Barton County’s funds are safe and secure, and well cared for, County Treasurer Jim Jordan told the County Commission Monday morning.
As a start-of-the-year reorganizational housekeeping item, commissioners approved Monday the designated official depositories for county funds. These included American State Bank, Bank of the West, Community Bank of the Midwest, Farmers Bank and Trust, First Kansas Bank, Landmark National Bank, Sunflower Bank, and Wilson State Bank, all in Barton County, and the Kansas Municipal Investment Pool.
To be considered, institutions must meet the 100% pledged securities requirement for all county funds, Jordan said.
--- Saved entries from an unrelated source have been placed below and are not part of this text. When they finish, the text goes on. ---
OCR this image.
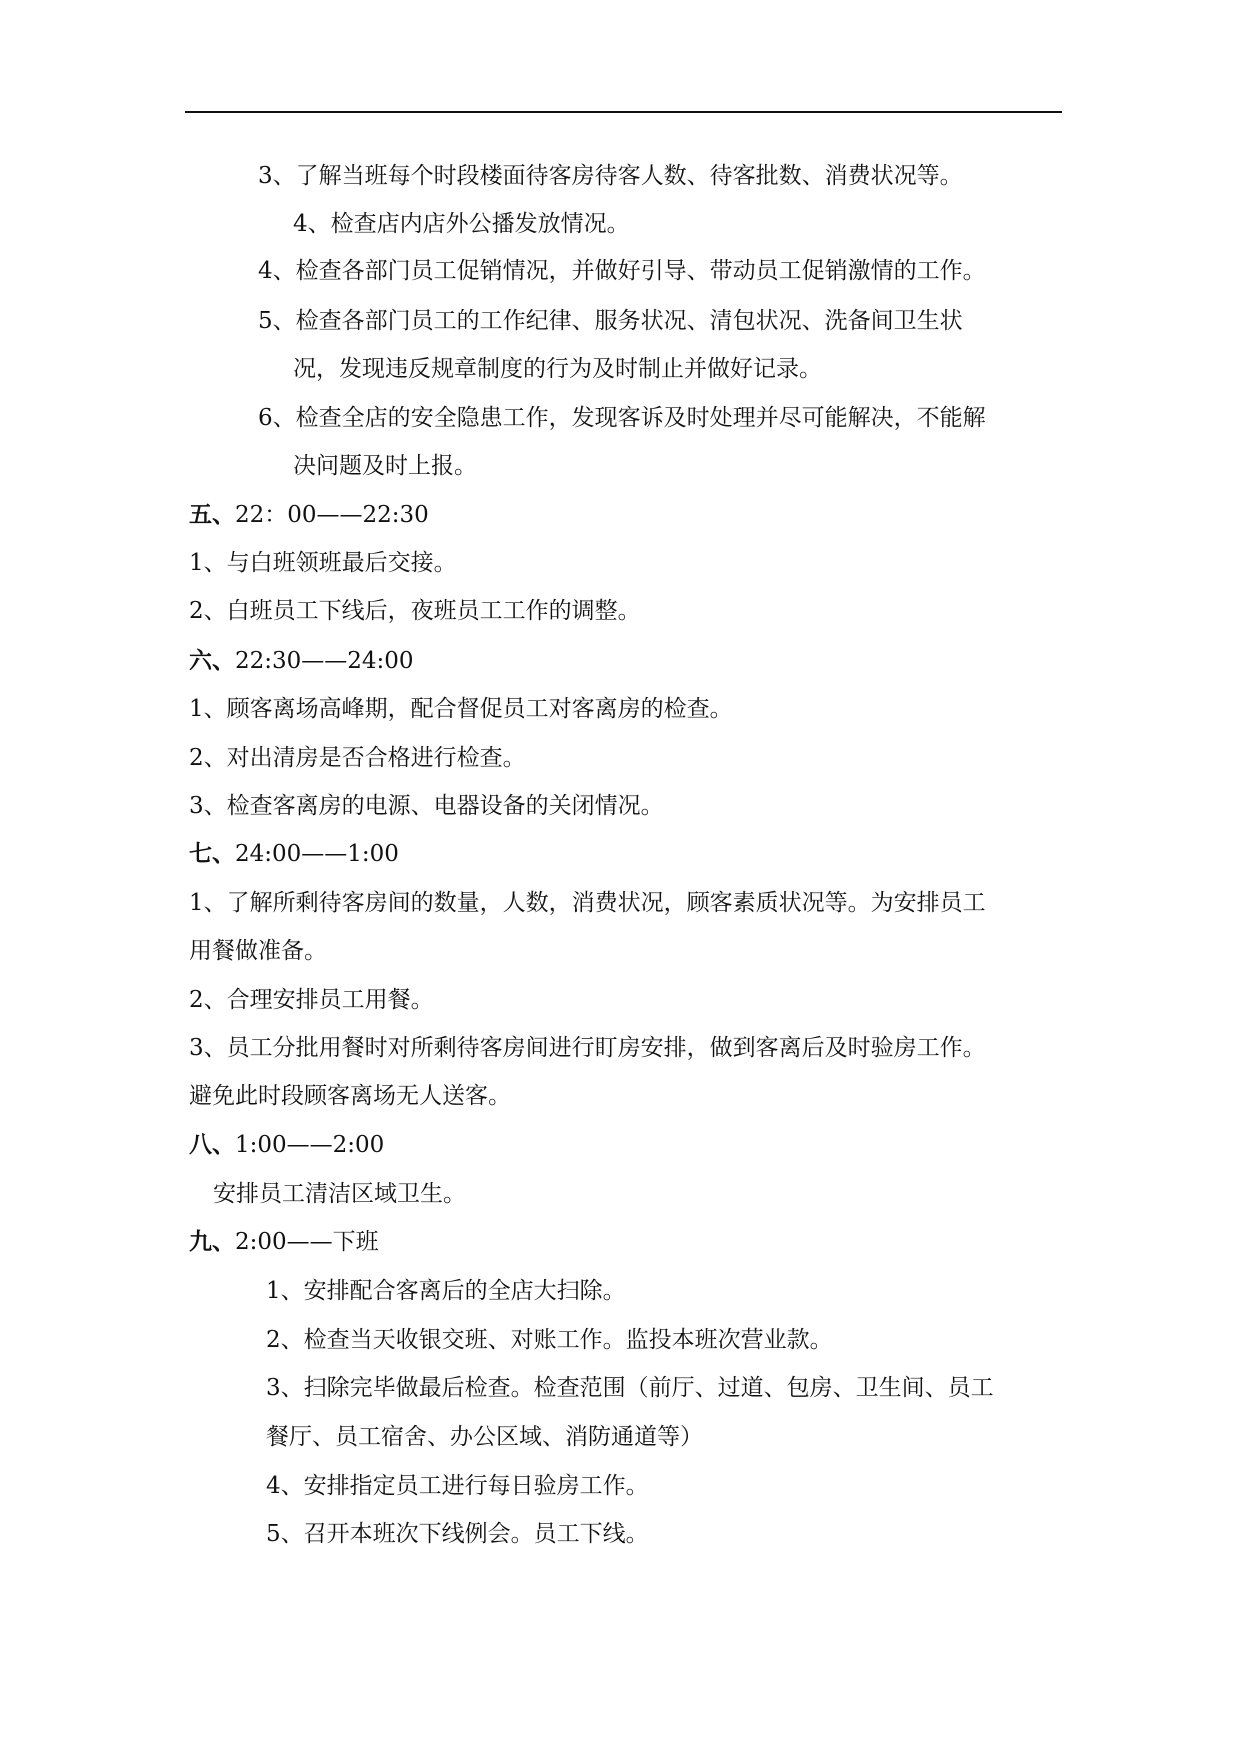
3、了解当班每个时段楼面待客房待客人数、待客批数、消费状况等。

4、检查店内店外公播发放情况。

4、检查各部门员工促销情况，并做好引导、带动员工促销激情的工作。

5、检查各部门员工的工作纪律、服务状况、清包状况、洗备间卫生状

况，发现违反规章制度的行为及时制止并做好记录。

6、检查全店的安全隐患工作，发现客诉及时处理并尽可能解决，不能解

决问题及时上报。

五、22：00——22:30

1、与白班领班最后交接。

2、白班员工下线后，夜班员工工作的调整。

六、22:30——24:00

1、顾客离场高峰期，配合督促员工对客离房的检查。

2、对出清房是否合格进行检查。

3、检查客离房的电源、电器设备的关闭情况。

七、24:00——1:00

1、了解所剩待客房间的数量，人数，消费状况，顾客素质状况等。为安排员工

用餐做准备。

2、合理安排员工用餐。

3、员工分批用餐时对所剩待客房间进行盯房安排，做到客离后及时验房工作。

避免此时段顾客离场无人送客。

八、1:00——2:00

安排员工清洁区域卫生。

九、2:00——下班

1、安排配合客离后的全店大扫除。

2、检查当天收银交班、对账工作。监投本班次营业款。

3、扫除完毕做最后检查。检查范围（前厅、过道、包房、卫生间、员工

餐厅、员工宿舍、办公区域、消防通道等）

4、安排指定员工进行每日验房工作。

5、召开本班次下线例会。员工下线。
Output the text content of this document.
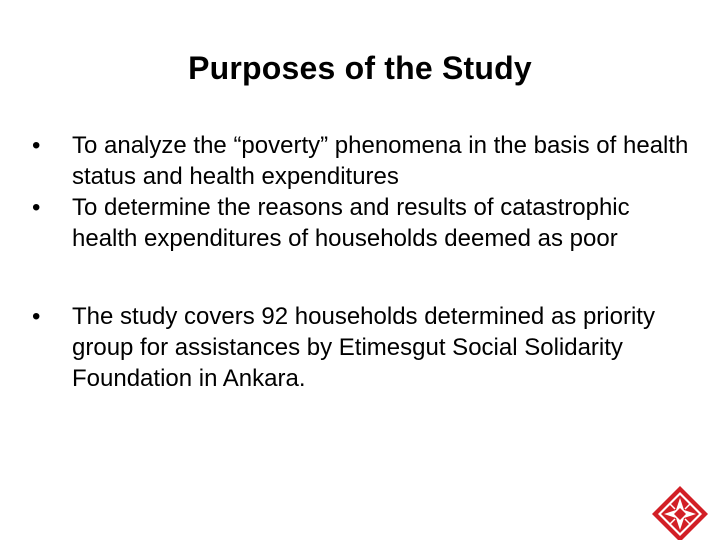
Purposes of the Study
•	To analyze the “poverty” phenomena in the basis of health status and health expenditures
•	To determine the reasons and results of catastrophic health expenditures of households deemed as poor
•	The study covers 92 households determined as priority group for assistances by Etimesgut Social Solidarity Foundation in Ankara.
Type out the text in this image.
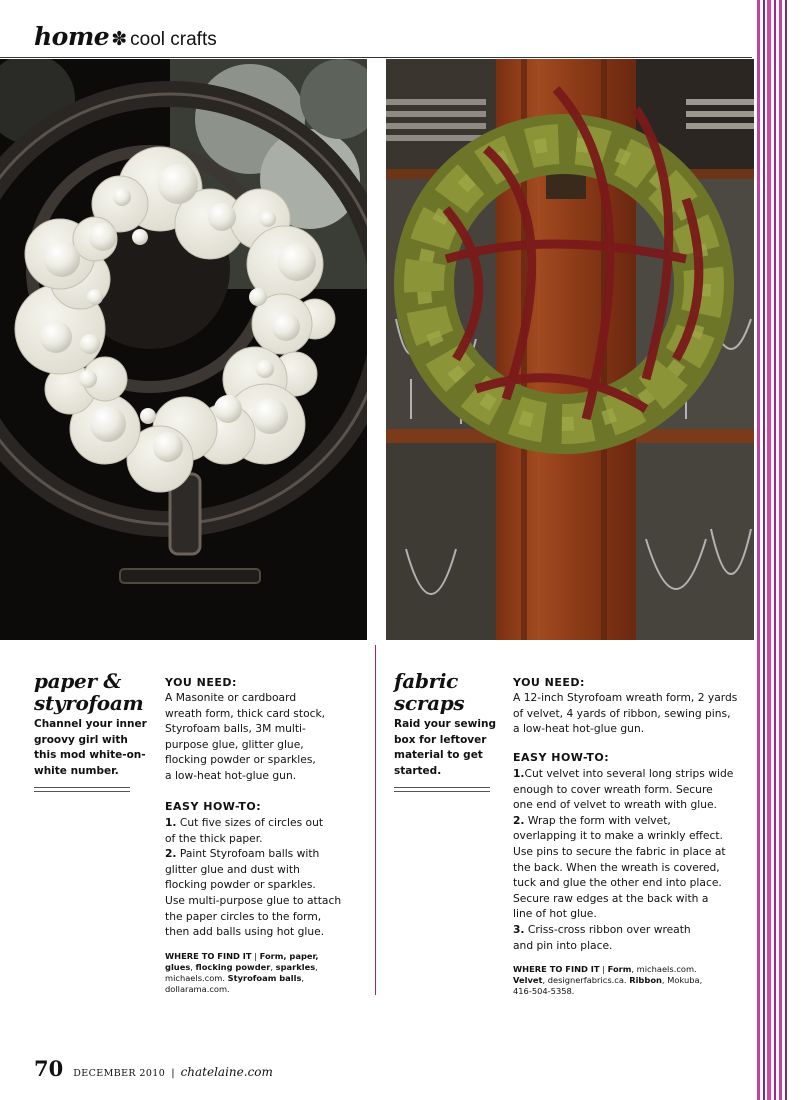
home ✽ cool crafts
paper &
styrofoam
Channel your inner
groovy girl with
this mod white-on-
white number.
YOU NEED:
A Masonite or cardboard
wreath form, thick card stock,
Styrofoam balls, 3M multi-
purpose glue, glitter glue,
flocking powder or sparkles,
a low-heat hot-glue gun.
EASY HOW-TO:
1. Cut five sizes of circles out
of the thick paper.
2. Paint Styrofoam balls with
glitter glue and dust with
flocking powder or sparkles.
Use multi-purpose glue to attach
the paper circles to the form,
then add balls using hot glue.
WHERE TO FIND IT | Form, paper,
glues, flocking powder, sparkles,
michaels.com. Styrofoam balls,
dollarama.com.
fabric
scraps
Raid your sewing
box for leftover
material to get
started.
YOU NEED:
A 12-inch Styrofoam wreath form, 2 yards
of velvet, 4 yards of ribbon, sewing pins,
a low-heat hot-glue gun.
EASY HOW-TO:
1.Cut velvet into several long strips wide
enough to cover wreath form. Secure
one end of velvet to wreath with glue.
2. Wrap the form with velvet,
overlapping it to make a wrinkly effect.
Use pins to secure the fabric in place at
the back. When the wreath is covered,
tuck and glue the other end into place.
Secure raw edges at the back with a
line of hot glue.
3. Criss-cross ribbon over wreath
and pin into place.
WHERE TO FIND IT | Form, michaels.com.
Velvet, designerfabrics.ca. Ribbon, Mokuba,
416-504-5358.
70 DECEMBER 2010 | chatelaine.com
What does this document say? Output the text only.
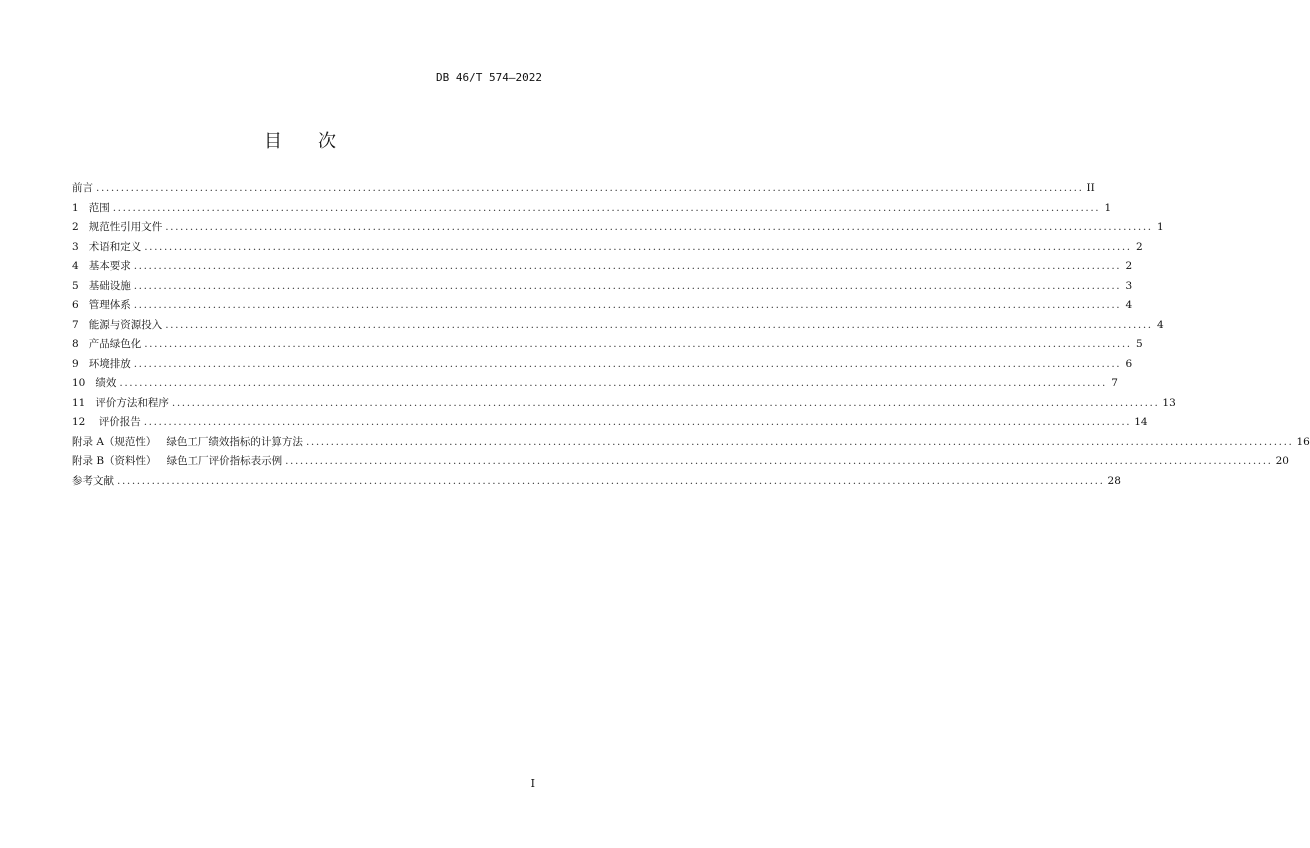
DB 46/T 574—2022
目 次
前言 ........................................................................................................................................................................................................ II
1   范围 ........................................................................................................................................................................................................ 1
2   规范性引用文件 ........................................................................................................................................................................................................ 1
3   术语和定义 ........................................................................................................................................................................................................ 2
4   基本要求 ........................................................................................................................................................................................................ 2
5   基础设施 ........................................................................................................................................................................................................ 3
6   管理体系 ........................................................................................................................................................................................................ 4
7   能源与资源投入 ........................................................................................................................................................................................................ 4
8   产品绿色化 ........................................................................................................................................................................................................ 5
9   环境排放 ........................................................................................................................................................................................................ 6
10   绩效 ........................................................................................................................................................................................................ 7
11   评价方法和程序 ........................................................................................................................................................................................................ 13
12    评价报告 ........................................................................................................................................................................................................ 14
附录 A（规范性）   绿色工厂绩效指标的计算方法 ........................................................................................................................................................................................................ 16
附录 B（资料性）   绿色工厂评价指标表示例 ........................................................................................................................................................................................................ 20
参考文献 ........................................................................................................................................................................................................ 28
I
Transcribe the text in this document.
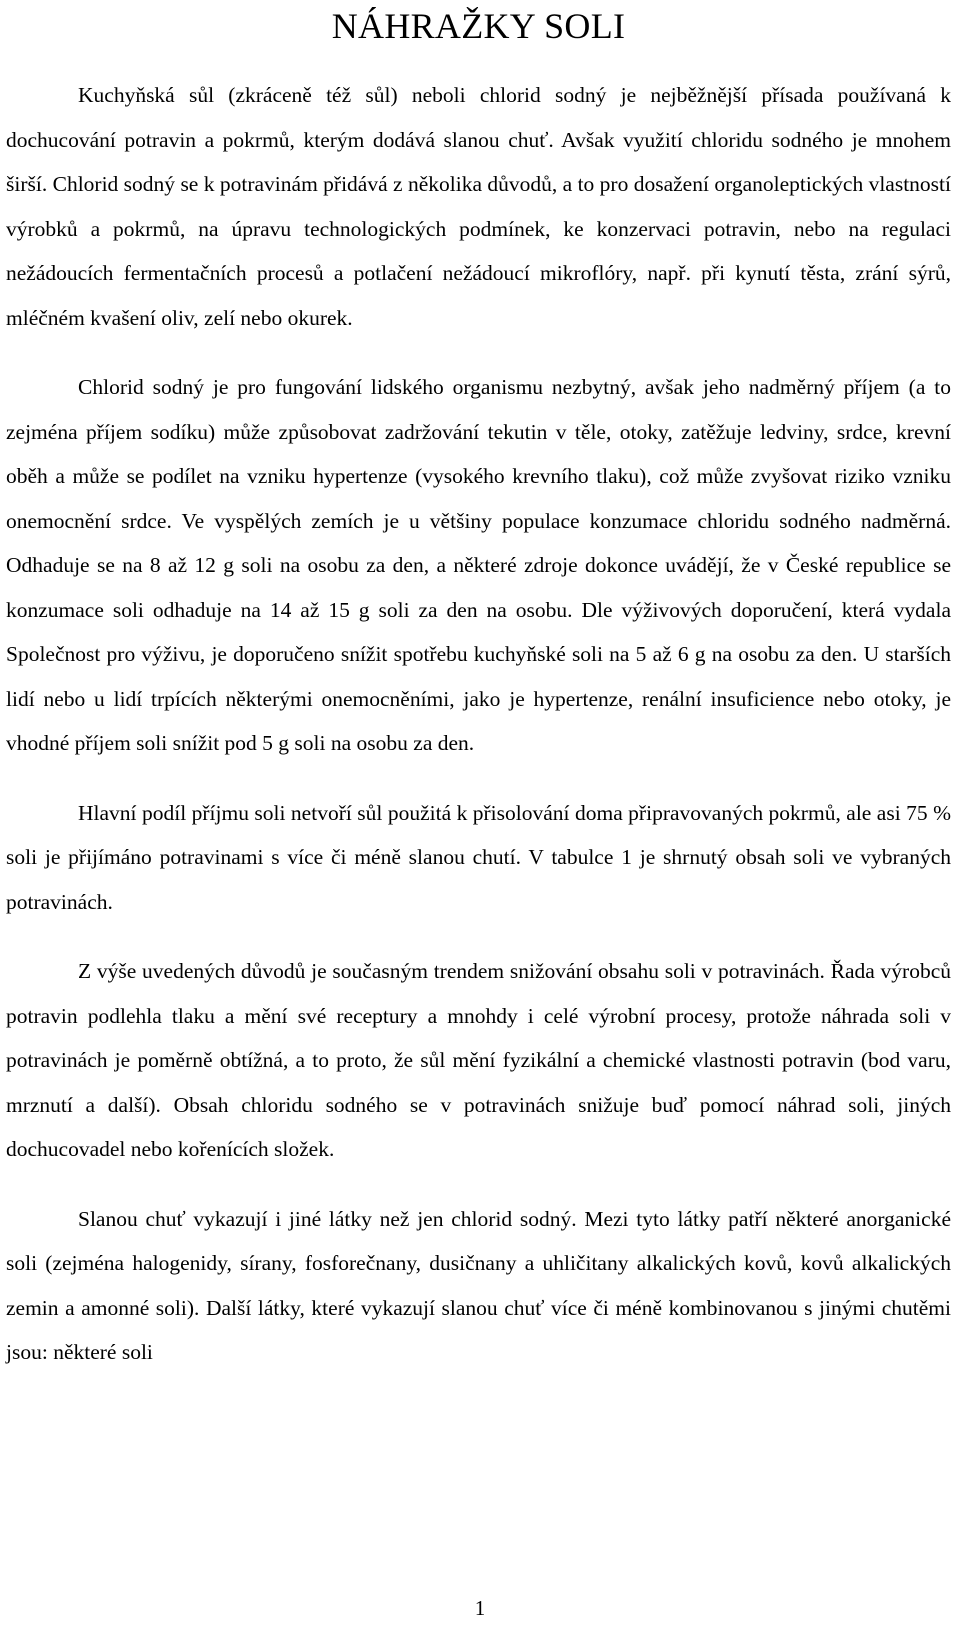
NÁHRAŽKY SOLI

Kuchyňská sůl (zkráceně též sůl) neboli chlorid sodný je nejběžnější přísada používaná k dochucování potravin a pokrmů, kterým dodává slanou chuť. Avšak využití chloridu sodného je mnohem širší. Chlorid sodný se k potravinám přidává z několika důvodů, a to pro dosažení organoleptických vlastností výrobků a pokrmů, na úpravu technologických podmínek, ke konzervaci potravin, nebo na regulaci nežádoucích fermentačních procesů a potlačení nežádoucí mikroflóry, např. při kynutí těsta, zrání sýrů, mléčném kvašení oliv, zelí nebo okurek.

Chlorid sodný je pro fungování lidského organismu nezbytný, avšak jeho nadměrný příjem (a to zejména příjem sodíku) může způsobovat zadržování tekutin v těle, otoky, zatěžuje ledviny, srdce, krevní oběh a může se podílet na vzniku hypertenze (vysokého krevního tlaku), což může zvyšovat riziko vzniku onemocnění srdce. Ve vyspělých zemích je u většiny populace konzumace chloridu sodného nadměrná. Odhaduje se na 8 až 12 g soli na osobu za den, a některé zdroje dokonce uvádějí, že v České republice se konzumace soli odhaduje na 14 až 15 g soli za den na osobu. Dle výživových doporučení, která vydala Společnost pro výživu, je doporučeno snížit spotřebu kuchyňské soli na 5 až 6 g na osobu za den. U starších lidí nebo u lidí trpících některými onemocněními, jako je hypertenze, renální insuficience nebo otoky, je vhodné příjem soli snížit pod 5 g soli na osobu za den.

Hlavní podíl příjmu soli netvoří sůl použitá k přisolování doma připravovaných pokrmů, ale asi 75 % soli je přijímáno potravinami s více či méně slanou chutí. V tabulce 1 je shrnutý obsah soli ve vybraných potravinách.

Z výše uvedených důvodů je současným trendem snižování obsahu soli v potravinách. Řada výrobců potravin podlehla tlaku a mění své receptury a mnohdy i celé výrobní procesy, protože náhrada soli v potravinách je poměrně obtížná, a to proto, že sůl mění fyzikální a chemické vlastnosti potravin (bod varu, mrznutí a další). Obsah chloridu sodného se v potravinách snižuje buď pomocí náhrad soli, jiných dochucovadel nebo kořenících složek.

Slanou chuť vykazují i jiné látky než jen chlorid sodný. Mezi tyto látky patří některé anorganické soli (zejména halogenidy, sírany, fosforečnany, dusičnany a uhličitany alkalických kovů, kovů alkalických zemin a amonné soli). Další látky, které vykazují slanou chuť více či méně kombinovanou s jinými chutěmi jsou: některé soli

1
In addition, county resolutions require that all depositories must provide to the county treasurer and the financial officer proof of security for these funds whenever such information is requested.
Jordan was asked about the KMIP. “That keeps the local banks honest,” he said.
The pool has a minimum set interest rate that it abides by. “So if I call a bank in town and say ‘what’s your rate for a CD and its 1.25%, I call the municipal fund and if they are at 1.35 I go with the higher one.”
Usually, most banks are following these rates, he said.
“So, there wouldn’t be very many reasons why a local bank couldn’t at least match that?” Commissioner Jennifer Schartz said.
“Correct,” Jordan said. “Most of the time they do.”
In response to a question from Commissioner Jim Dailey, there have been “percentage wars,” Jordan said. But, “Barton County does a very good job managing its funds.”